她看着白砚清,忽然轻笑出声:“连翘虽好,若与断肠草相混,便是穿肠剧毒。分辨之法,在于细察其叶脉走向与根部气息。就如同人与人,皮囊或许相似,但内里魂魄,熟悉的人总能辨认。”
白砚清的脚步微微一顿。
“你又在胡言乱语什么!”孟媛厉声斥道。
白砚清缓缓转身:“皇后娘娘似乎总喜欢说这些令人费解的话。朕的太医,自有分寸。”
他语气骤冷:“至于皮囊魂魄...娘娘还是先担心自己的处境为好。”
江见微迎着他的目光,笑了:“陛下教训的是,只是我曾听一位故人说过,毒与药,本是一体两面,端看使用者心存何念。如今身陷囹圄,倒是对此言体会尤深。”
白砚清深深看了她一眼,最终转身离去。
孟媛得意地跟在身后,临走前还不忘向江见微投去一个胜利的眼神。
侍从上前要押解江见微,她却自己站起身,整理了下衣襟,从容地向外走去。
这场戏,她决定陪他演到底…
而孟鹤这边正仔细的研究着山河图。
“大祭司!不好了!那江皇后被白砚清带走了!”下人踉跄着闯入。
“带走?为何?”他眉峰微挑,眸底掠过一丝疑云——难道白砚清那失忆的模样,竟是装的?

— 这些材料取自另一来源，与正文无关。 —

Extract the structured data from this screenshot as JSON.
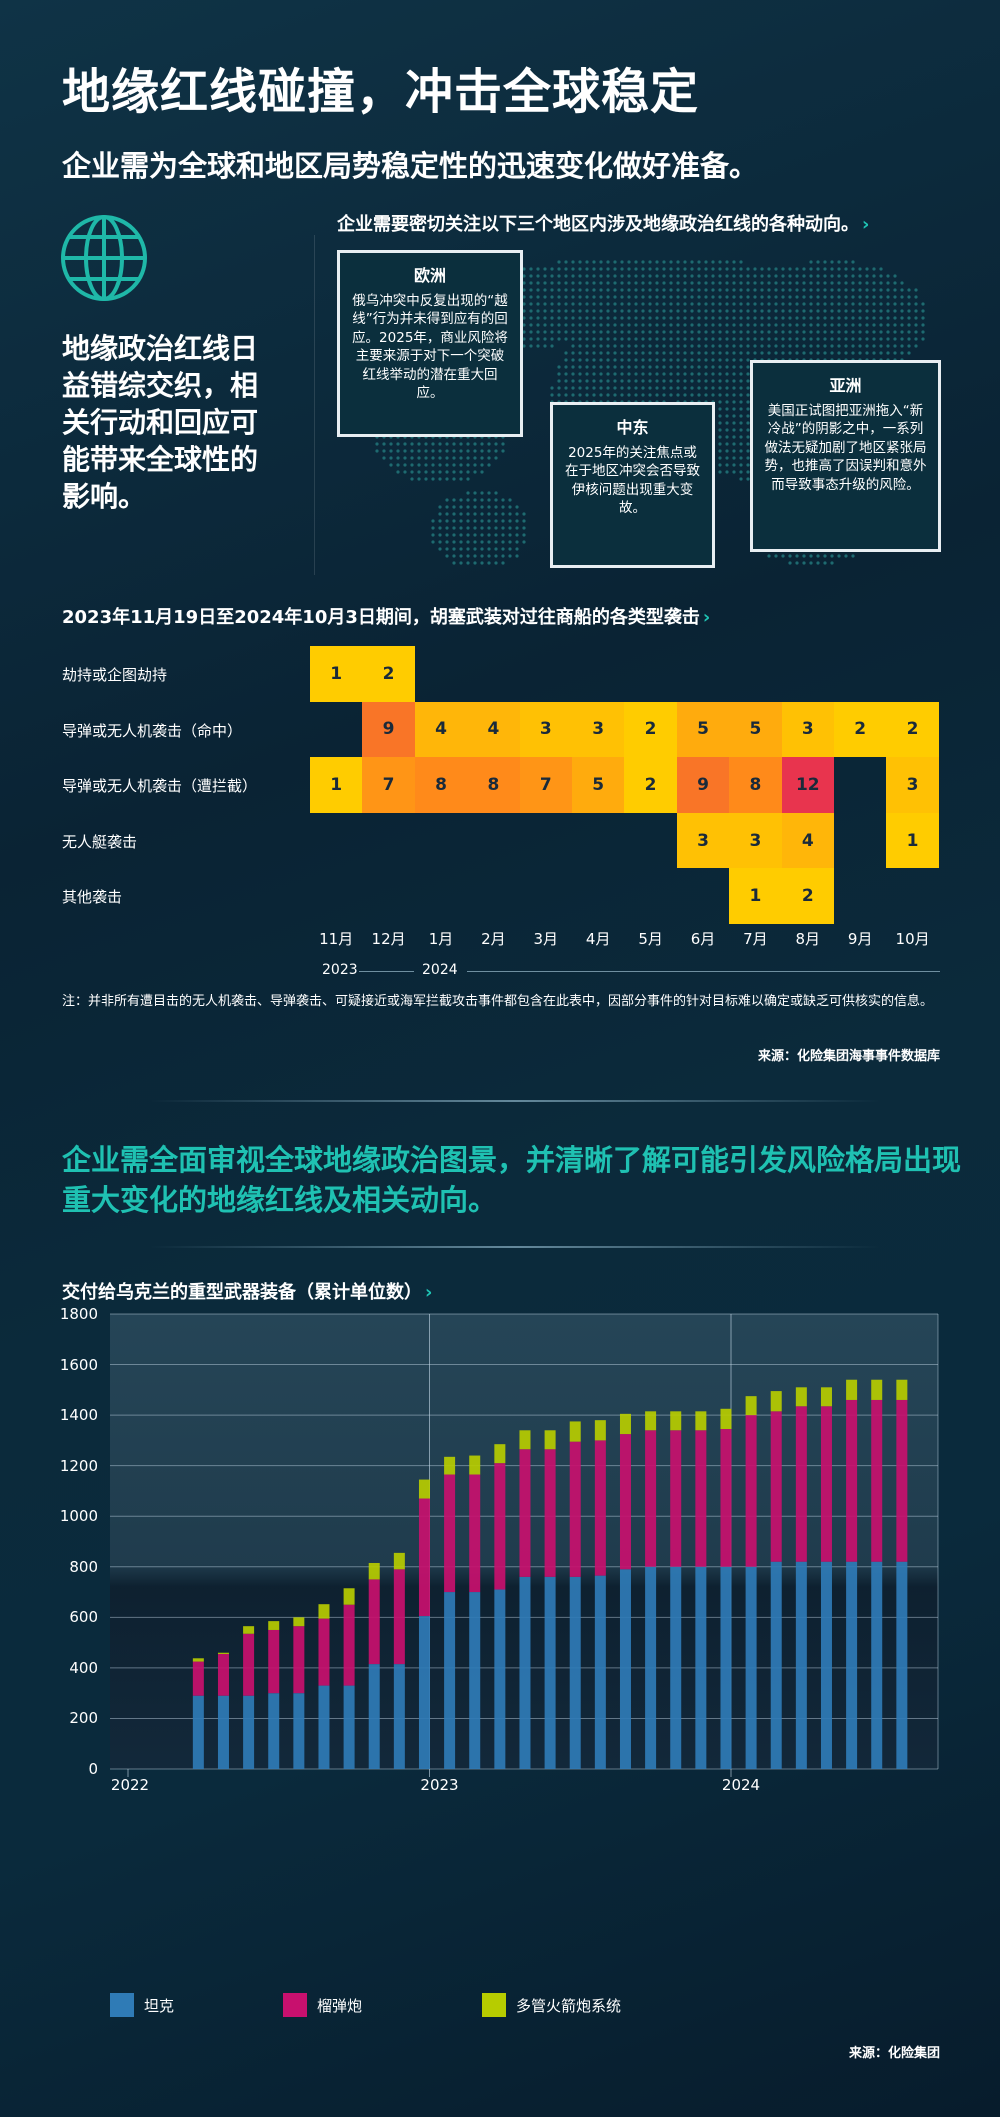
{
  "header": {
    "title": "地缘红线碰撞，冲击全球稳定",
    "subtitle": "企业需为全球和地区局势稳定性的迅速变化做好准备。"
  },
  "intro": {
    "icon": "globe-icon",
    "text": "地缘政治红线日益错综交织，相关行动和回应可能带来全球性的影响。",
    "map_heading": "企业需要密切关注以下三个地区内涉及地缘政治红线的各种动向。",
    "arrow": "›",
    "regions": [
      {
        "title": "欧洲",
        "text": "俄乌冲突中反复出现的“越线”行为并未得到应有的回应。2025年，商业风险将主要来源于对下一个突破红线举动的潜在重大回应。"
      },
      {
        "title": "中东",
        "text": "2025年的关注焦点或在于地区冲突会否导致伊核问题出现重大变故。"
      },
      {
        "title": "亚洲",
        "text": "美国正试图把亚洲拖入“新冷战”的阴影之中，一系列做法无疑加剧了地区紧张局势，也推高了因误判和意外而导致事态升级的风险。"
      }
    ]
  },
  "chart_data": [
    {
      "type": "heatmap",
      "title": "2023年11月19日至2024年10月3日期间，胡塞武装对过往商船的各类型袭击",
      "columns": [
        "11月",
        "12月",
        "1月",
        "2月",
        "3月",
        "4月",
        "5月",
        "6月",
        "7月",
        "8月",
        "9月",
        "10月"
      ],
      "year_labels": [
        "2023",
        "2024"
      ],
      "rows": [
        {
          "label": "劫持或企图劫持",
          "values": [
            1,
            2,
            null,
            null,
            null,
            null,
            null,
            null,
            null,
            null,
            null,
            null
          ]
        },
        {
          "label": "导弹或无人机袭击（命中）",
          "values": [
            null,
            9,
            4,
            4,
            3,
            3,
            2,
            5,
            5,
            3,
            2,
            2
          ]
        },
        {
          "label": "导弹或无人机袭击（遭拦截）",
          "values": [
            1,
            7,
            8,
            8,
            7,
            5,
            2,
            9,
            8,
            12,
            null,
            3
          ]
        },
        {
          "label": "无人艇袭击",
          "values": [
            null,
            null,
            null,
            null,
            null,
            null,
            null,
            3,
            3,
            4,
            null,
            1
          ]
        },
        {
          "label": "其他袭击",
          "values": [
            null,
            null,
            null,
            null,
            null,
            null,
            null,
            null,
            1,
            2,
            null,
            null
          ]
        }
      ],
      "colors": {
        "low": "#ffcc00",
        "mid": "#ff8a1a",
        "high": "#e8344e"
      },
      "note": "注：并非所有遭目击的无人机袭击、导弹袭击、可疑接近或海军拦截攻击事件都包含在此表中，因部分事件的针对目标难以确定或缺乏可供核实的信息。",
      "source": "来源：化险集团海事事件数据库"
    },
    {
      "type": "bar",
      "stacked": true,
      "title": "交付给乌克兰的重型武器装备（累计单位数）",
      "ylim": [
        0,
        1800
      ],
      "yticks": [
        0,
        200,
        400,
        600,
        800,
        1000,
        1200,
        1400,
        1600,
        1800
      ],
      "xticks": [
        "2022",
        "2023",
        "2024"
      ],
      "grid": true,
      "legend": "bottom",
      "x": [
        "2022-04",
        "2022-05",
        "2022-06",
        "2022-07",
        "2022-08",
        "2022-09",
        "2022-10",
        "2022-11",
        "2022-12",
        "2023-01",
        "2023-02",
        "2023-03",
        "2023-04",
        "2023-05",
        "2023-06",
        "2023-07",
        "2023-08",
        "2023-09",
        "2023-10",
        "2023-11",
        "2023-12",
        "2024-01",
        "2024-02",
        "2024-03",
        "2024-04",
        "2024-05",
        "2024-06",
        "2024-07",
        "2024-08"
      ],
      "series": [
        {
          "name": "坦克",
          "color": "#2f7bb6",
          "values": [
            290,
            290,
            290,
            300,
            300,
            330,
            330,
            415,
            415,
            605,
            700,
            700,
            710,
            760,
            760,
            760,
            765,
            790,
            800,
            800,
            800,
            800,
            800,
            820,
            820,
            820,
            820,
            820,
            820
          ]
        },
        {
          "name": "榴弹炮",
          "color": "#c8106e",
          "values": [
            135,
            165,
            245,
            250,
            265,
            265,
            320,
            335,
            375,
            465,
            465,
            465,
            500,
            505,
            505,
            535,
            535,
            535,
            540,
            540,
            540,
            545,
            600,
            595,
            615,
            615,
            640,
            640,
            640
          ]
        },
        {
          "name": "多管火箭炮系统",
          "color": "#b7cc00",
          "values": [
            13,
            5,
            30,
            35,
            35,
            57,
            65,
            65,
            65,
            75,
            70,
            75,
            75,
            75,
            75,
            80,
            80,
            80,
            75,
            75,
            75,
            80,
            75,
            80,
            75,
            75,
            80,
            80,
            80
          ]
        }
      ],
      "source": "来源：化险集团"
    }
  ],
  "section2": {
    "text": "企业需全面审视全球地缘政治图景，并清晰了解可能引发风险格局出现重大变化的地缘红线及相关动向。"
  }
}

话音未落,下人的后半句便撞了进来:“是、是为了给孟媛小姐出气!已经带去地牢了!”
“哦?当真?”大祭司这才抬眼。
“千真万确!属下亲眼所见,皇上将人直接押往地牢方向,随行护卫都守在入口处了!”
难道白砚清是真的失忆了?
孟鹤指尖顿在山河图的脉络上,眉峰拧得更紧。
没失忆的他,护江见微还来不及,怎会舍得将她关进那等人间炼狱?
可……会不会又是一场做戏?
为了掩人耳目,或是另有图谋?
无数念头在他心头翻涌,真假难辨,让他一时竟猜不透白砚清的底细。